Während sich Sergio Sánchez um die Koordination der Organisationen kümmert, ist Anna Maria Alfonso für das Praktische zuständig. Häufig bedeutet das, sich um die alltäglichen Probleme der Genoss*innen zu kümmern und ihnen beizustehen. So etwa vermittelt sie Drogenabhängige an eine eigens dafür gegründete Teilorganisation oder kümmert sich um die Kinderbetreuung. Auch Gewalterfahrungen sind ein Thema.
Ebenso müssten Genderthemen angegangen werden, meint Alfonso. Sie hat sich im Gegensatz zu anderen Genossenschaften der MTE dazu entschlossen, Männer und Frauen in den verschiedenen Bereichen gemischt einzusetzen. Sie zeigt auf eine riesige Waage, die im Boden der Halle eingebaut ist. Sowohl Männer als auch Frauen laden die schweren Säcke auf die Fläche. Ein Mann und eine Frau stehen daneben und notieren jede Gewichtsanzeige. »Ich will damit zeigen«, so Alfonso, »dass beide Geschlechter zu allem fähig sind.«
Sánchez und Alfonso stellen in Cortejana gewissermaßen die »Oberhäupter« dieser Schicksalsfamilie dar. Zwar bezeichnet sich die MTE als Basisorganisation, doch mit den Jahren sind Hierarchien entstanden. Als Führungspersonen, die eine Autorität darstellen, agieren Mitglieder der ersten Stunde, die mittlerweile zwischen 40 und 60 Jahre alt sind. In der Organisation werden sie Referent*innen genannt.
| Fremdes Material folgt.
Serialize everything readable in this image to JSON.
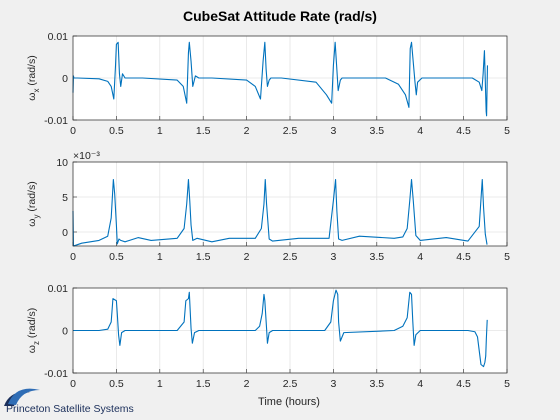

Längst hat sie aber noch nicht alle Ziele erreicht. So etwa bemängelt Anna Maria Alfonso, dass manche ihrer Genoss*innen sich auf dem Erfolg ausruhen würden. Die erzielten Löhne – aus dem Verkauf des Materials und den Subventionen der Regierung – bewegen sich immer noch am Existenzminimum. Da Argentinien wieder einmal durch eine tiefe Wirtschaftskrise geht, bedeutet das keine Sicherheit. Die Inflationsrate der letzten 12 Monate liegt bei über 60 Prozent. Praktisch jeden Tag erhöhen sich die Lebensmittelpreise. Laut offiziellen Zahlen leben rund 37 Prozent der Bevölkerung unterhalb der Armutsgrenze.
Die Wirtschaftskrise überträgt sich auch auf die Regierung. Während die Rechte versucht, mit dem Internationalen Währungsfonds neue Kredite zu bekommen und dafür Sozialprogramme einstampfen will, geht die Linke dagegen auf die Straße. Auch die MTE unterstützt die Proteste. Sie fordert einen Ausbau der Programme und die Einführung eines universellen Mindestlohns.
Längst ist die MTE über das Kartonsammeln hinausgewachsen. Die Organisation beherbergt mittlerweile auch Genossenschaften, die aus Näher*innen, ehemaligen Gefangenen und Landarbeiter*innen bestehen. Zusätzlich verwaltet man Kindergärten, Sozialprogramme für Obdachlose und Schulen. Bald soll eine eigene Hochschule für Recycling und zirkuläre Wirtschaft eröffnet werden. Schon jetzt produzieren Mitglieder der MTE Müllsäcke, Taschen, Portemonnaies und Kunstgegenstände aus geretteten Materialien. Das meiste davon kauft der Staat für den eigenen Bedarf auf.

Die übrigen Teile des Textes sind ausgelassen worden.